Somewhere along the line over the last year-plus a hint of hopeless helplessness settled into New England. It wasn’t an extreme, Jacksonville variant of the feeling, but it was there.
Tom Brady’s free agent bolt to the Bucs fueled uncertainty, doubt and anger in Patriot Nation that hadn’t been felt in decades.
Bill Belichick began to be questioned like never before after allowing/pushing Brady to leave town.
The Patriots at times dismal 2020 performances only magnified the negative feelings, emotions that an entire generation of New England fans had never felt before. Meanwhile in Tampa Bay a normally downtrodden team realized newfound Super success.
Cam Newton’s often dismal performances in juxtaposition to Brady’s ageless heroics in his new southern home exacerbated it all.
Patriots fans found themselves questioning their own loyalties. The fan base developed divisions and split personalities.
But hope has returned to the Patriots for 2021 and his name is Michael McCorkle Jones. But you can call him Mac.
Fresh off a cigar-smoking national title, the former Alabama star arrived with the No. 15 overall pick to fulfill Patriots owner Robert Kraft’s very public desire to solidify his team’s quarterback position after one less-than-entertaining, not-nearly-good-enough first season post-GOAT in New England.
Though Newton was still hanging around and supposedly competing for the starting job this spring and summer, anyone with eyes or an ability to read the room new Jones was a candidate to take over the team.
Jones immediately began to do just that.
We heard about his sneaky, somewhat unexpected “swagger” from new teammates.
Guys like Brady’s former right-hand Super Bowl man and team captain James White praised how Jones commanded the huddle.
Even defensive players like mainstay Dont’a Hightower and newcomer Matt Judon felt and almost excitedly shared the positive vibes they got from Jones.

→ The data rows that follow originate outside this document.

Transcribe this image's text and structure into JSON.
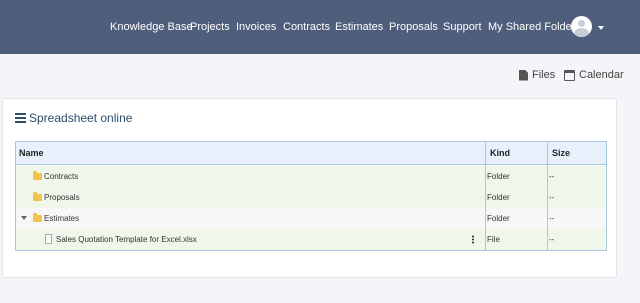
{
  "nav": {
    "items": [
      "Knowledge Base",
      "Projects",
      "Invoices",
      "Contracts",
      "Estimates",
      "Proposals",
      "Support",
      "My Shared Folder"
    ],
    "avatar_icon": "user-avatar",
    "caret_icon": "caret-down-icon"
  },
  "toolbar": {
    "files_label": "Files",
    "calendar_label": "Calendar"
  },
  "panel": {
    "title": "Spreadsheet online",
    "title_icon": "list-icon"
  },
  "grid": {
    "columns": [
      "Name",
      "Kind",
      "Size"
    ],
    "rows": [
      {
        "name": "Contracts",
        "kind": "Folder",
        "size": "--",
        "icon": "folder-icon"
      },
      {
        "name": "Proposals",
        "kind": "Folder",
        "size": "--",
        "icon": "folder-icon"
      },
      {
        "name": "Estimates",
        "kind": "Folder",
        "size": "--",
        "icon": "folder-icon",
        "expanded": true
      },
      {
        "name": "Sales Quotation Template for Excel.xlsx",
        "kind": "File",
        "size": "--",
        "icon": "document-icon"
      }
    ]
  },
  "colors": {
    "topbar": "#4f5e7b",
    "grid_border": "#aac8e0",
    "row_highlight": "#eef7ea",
    "title_text": "#2d4c6b"
  }
}
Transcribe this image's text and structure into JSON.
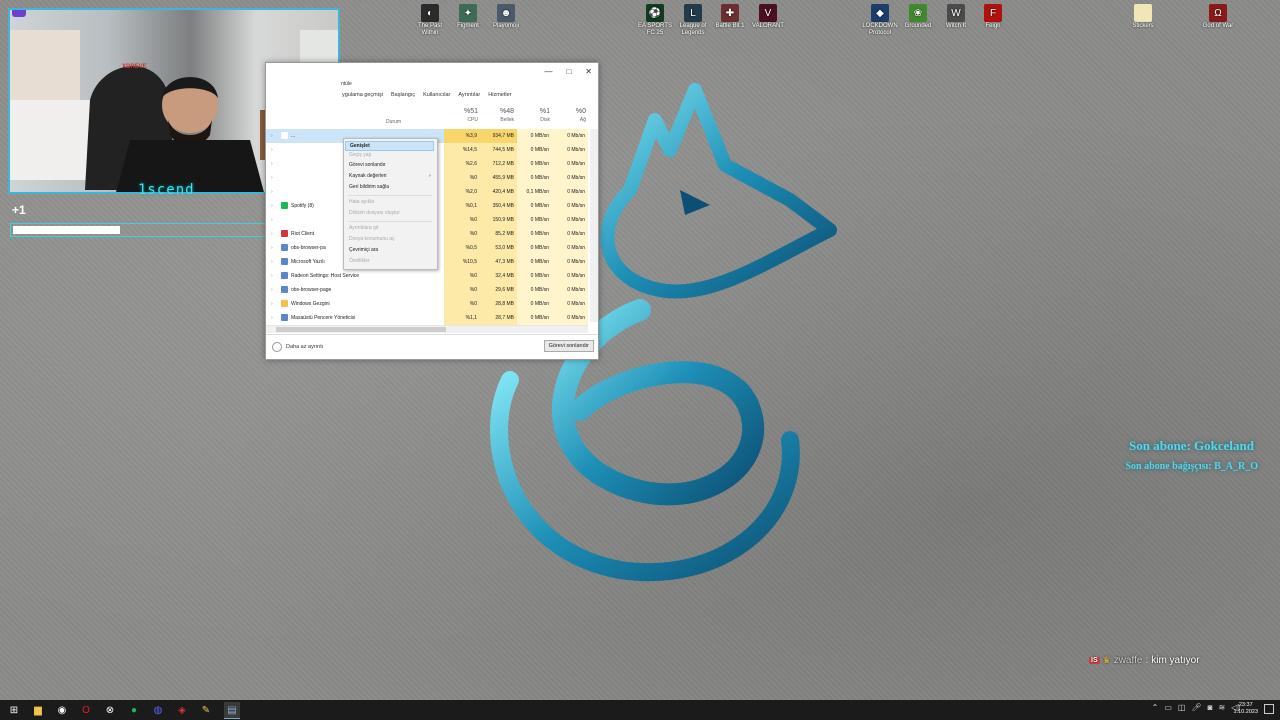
{
  "desktop_icons": [
    {
      "label": "The Past Within",
      "icon": "game-icon",
      "color": "#2b2b2b",
      "glyph": "◐"
    },
    {
      "label": "Figment",
      "icon": "game-icon",
      "color": "#3e6b55",
      "glyph": "✦"
    },
    {
      "label": "Playomoji",
      "icon": "game-icon",
      "color": "#4a5a6b",
      "glyph": "☻"
    },
    {
      "label": "EA SPORTS FC 25",
      "icon": "game-icon",
      "color": "#0f3d1f",
      "glyph": "⚽"
    },
    {
      "label": "League of Legends",
      "icon": "game-icon",
      "color": "#233a4a",
      "glyph": "L"
    },
    {
      "label": "Battle Bit 1",
      "icon": "game-icon",
      "color": "#6b2f2f",
      "glyph": "✚"
    },
    {
      "label": "VALORANT",
      "icon": "game-icon",
      "color": "#4a1020",
      "glyph": "V"
    },
    {
      "label": "LOCKDOWN Protocol",
      "icon": "game-icon",
      "color": "#1d3d6b",
      "glyph": "◆"
    },
    {
      "label": "Grounded",
      "icon": "game-icon",
      "color": "#3f8a2f",
      "glyph": "❀"
    },
    {
      "label": "Witch It",
      "icon": "game-icon",
      "color": "#4b4b4b",
      "glyph": "W"
    },
    {
      "label": "Feign",
      "icon": "game-icon",
      "color": "#b01010",
      "glyph": "F"
    },
    {
      "label": "Stickers",
      "icon": "file-icon",
      "color": "#f1e6b5",
      "glyph": ""
    },
    {
      "label": "God of War",
      "icon": "game-icon",
      "color": "#8a1a1a",
      "glyph": "Ω"
    }
  ],
  "webcam": {
    "streamer_name": "1scend",
    "chair_brand": "XDREVE"
  },
  "alert": {
    "count": "+1",
    "progress": 0.33
  },
  "task_manager": {
    "menu_visible": "ntüle",
    "tabs": [
      "ygulama geçmişi",
      "Başlangıç",
      "Kullanıcılar",
      "Ayrıntılar",
      "Hizmetler"
    ],
    "status_header": "Durum",
    "stats": [
      {
        "pct": "%51",
        "label": "CPU"
      },
      {
        "pct": "%48",
        "label": "Bellek"
      },
      {
        "pct": "%1",
        "label": "Disk"
      },
      {
        "pct": "%0",
        "label": "Ağ"
      }
    ],
    "rows": [
      {
        "name": "...",
        "icon_color": "#ffffff",
        "cpu": "%3,9",
        "mem": "934,7 MB",
        "disk": "0 MB/sn",
        "net": "0 Mb/sn",
        "selected": true
      },
      {
        "name": "",
        "icon_color": "#ffffff",
        "cpu": "%14,5",
        "mem": "744,5 MB",
        "disk": "0 MB/sn",
        "net": "0 Mb/sn",
        "selected": false
      },
      {
        "name": "",
        "icon_color": "#ffffff",
        "cpu": "%2,6",
        "mem": "712,2 MB",
        "disk": "0 MB/sn",
        "net": "0 Mb/sn",
        "selected": false
      },
      {
        "name": "",
        "icon_color": "#ffffff",
        "cpu": "%0",
        "mem": "455,9 MB",
        "disk": "0 MB/sn",
        "net": "0 Mb/sn",
        "selected": false
      },
      {
        "name": "",
        "icon_color": "#ffffff",
        "cpu": "%2,0",
        "mem": "420,4 MB",
        "disk": "0,1 MB/sn",
        "net": "0 Mb/sn",
        "selected": false
      },
      {
        "name": "Spotify (8)",
        "icon_color": "#1db954",
        "cpu": "%0,1",
        "mem": "350,4 MB",
        "disk": "0 MB/sn",
        "net": "0 Mb/sn",
        "selected": false
      },
      {
        "name": "",
        "icon_color": "#ffffff",
        "cpu": "%0",
        "mem": "150,9 MB",
        "disk": "0 MB/sn",
        "net": "0 Mb/sn",
        "selected": false
      },
      {
        "name": "Riot Client",
        "icon_color": "#d13639",
        "cpu": "%0",
        "mem": "85,2 MB",
        "disk": "0 MB/sn",
        "net": "0 Mb/sn",
        "selected": false
      },
      {
        "name": "obs-browser-pa",
        "icon_color": "#5b86c7",
        "cpu": "%0,5",
        "mem": "53,0 MB",
        "disk": "0 MB/sn",
        "net": "0 Mb/sn",
        "selected": false
      },
      {
        "name": "Microsoft Yazılı",
        "icon_color": "#5b86c7",
        "cpu": "%10,5",
        "mem": "47,3 MB",
        "disk": "0 MB/sn",
        "net": "0 Mb/sn",
        "selected": false
      },
      {
        "name": "Radeon Settings: Host Service",
        "icon_color": "#5b86c7",
        "cpu": "%0",
        "mem": "32,4 MB",
        "disk": "0 MB/sn",
        "net": "0 Mb/sn",
        "selected": false
      },
      {
        "name": "obs-browser-page",
        "icon_color": "#5b86c7",
        "cpu": "%0",
        "mem": "29,6 MB",
        "disk": "0 MB/sn",
        "net": "0 Mb/sn",
        "selected": false
      },
      {
        "name": "Windows Gezgini",
        "icon_color": "#f2c14e",
        "cpu": "%0",
        "mem": "28,8 MB",
        "disk": "0 MB/sn",
        "net": "0 Mb/sn",
        "selected": false
      },
      {
        "name": "Masaüstü Pencere Yöneticisi",
        "icon_color": "#5b86c7",
        "cpu": "%1,1",
        "mem": "28,7 MB",
        "disk": "0 MB/sn",
        "net": "0 Mb/sn",
        "selected": false
      }
    ],
    "fewer_details": "Daha az ayrıntı",
    "end_task": "Görevi sonlandır"
  },
  "context_menu": {
    "items": [
      {
        "label": "Genişlet",
        "state": "selected"
      },
      {
        "label": "Geçiş yap",
        "state": "disabled"
      },
      {
        "label": "Görevi sonlandır",
        "state": "normal"
      },
      {
        "label": "Kaynak değerleri",
        "state": "submenu"
      },
      {
        "label": "Geri bildirim sağla",
        "state": "normal"
      },
      {
        "label": "Hata ayıkla",
        "state": "disabled"
      },
      {
        "label": "Döküm dosyası oluştur",
        "state": "disabled"
      },
      {
        "label": "Ayrıntılara git",
        "state": "disabled"
      },
      {
        "label": "Dosya konumunu aç",
        "state": "disabled"
      },
      {
        "label": "Çevrimiçi ara",
        "state": "normal"
      },
      {
        "label": "Özellikler",
        "state": "disabled"
      }
    ],
    "submenu_arrow": "›"
  },
  "overlay": {
    "last_sub": "Son abone: Gokceland",
    "last_gift": "Son abone bağışçısı: B_A_R_O",
    "chat": {
      "badge": "IS",
      "user": "zwaffe",
      "separator": ":",
      "message": "kim yatıyor"
    }
  },
  "taskbar": {
    "icons": [
      "windows-start-icon",
      "file-explorer-icon",
      "obs-icon",
      "opera-icon",
      "spotify-icon",
      "xbox-icon",
      "discord-icon",
      "riot-icon",
      "pen-icon",
      "task-manager-icon"
    ],
    "clock_time": "23:37",
    "clock_date": "1.10.2023"
  }
}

Heck, even his competition for the starting job, Newton,noted the youngster’s “pristine” preparation.
Oh it was a plan, and it was a plan to replace a legend that was coming together even faster than maybe Bill Belichick and Josh McDaniels could have expected.
Charlie Weis, the guy who molded Brady’s early-career success and an architect of the system still run in New England, predicted last winter long before Jones landed with the Patriots that the young quarterback had “it.”
He sure does. And “it” has created a hope in New England that hasn’t been seen in decades. Because it hasn’t been needed in decades.
For the bulk of Brady’s tenure, hope was replaced by simple, well-deserved expectation. The expectation was New England was going to make the playoffs, win the AFC East, advance deep into January and, many times, go to the Super Bowl. That was the gilded life of a Patriots fan.
It was Super Bowl or bust. A loss in the AFC title game was a relative failure.
Success was another Lombardi for Kraft’s trophy room.
Coming up short was finishing as the second-, third- or fourth-best team in football.
But the reality of 2020 – Brady going strong in his move to Tampa Bay while the Patriots floundered under the leadership of Belichick and Newton – created the need for the hope that is Jones debut for 2021.
This isn’t all that dissimilar if somewhat less dramatic than Sept. 5, 1993 when No.1 overall pick Drew Bledsoe debuted for Bill Parcells’ Patriots, a team that had won a measly two games a year prior.
The Bledsoe and Parcells pairing brought hope and stability to New England.
When the questions at quarterback are answered, it’s a lot easier to deal with the rest of the issues that face a football team.
The 1993 Patriots learned that. Playoff appearances and Super Bowl trips soon followed.
The 2021 Patriots are doing the same.
And this time around, at least on paper, it’s a far shorter road back to competing once again for playoff spots, division titles and, yes, Super Bowls.
That’s the kind of hope that a franchise quarterback brings to an NFL team.
That’s the kind of hope that Mac Jones has rekindled for a team barely removed from the most successful dynasty that modern football, nay, modern sports has ever seen.
Opening day is just about upon us. When the Patriots take to the Gillette Stadium turf Sunday evening against the division-rival Dolphins it’s very much a new begging. The dawn of a new era, an era of hope that aspires to grow into expectation.
Regardless of whether you call it hope or hype, the excitement surrounding Jones’ NFL debut is very real. It’s the kind of new hope that hasn’t been felt in Foxborough in nearly 30 years.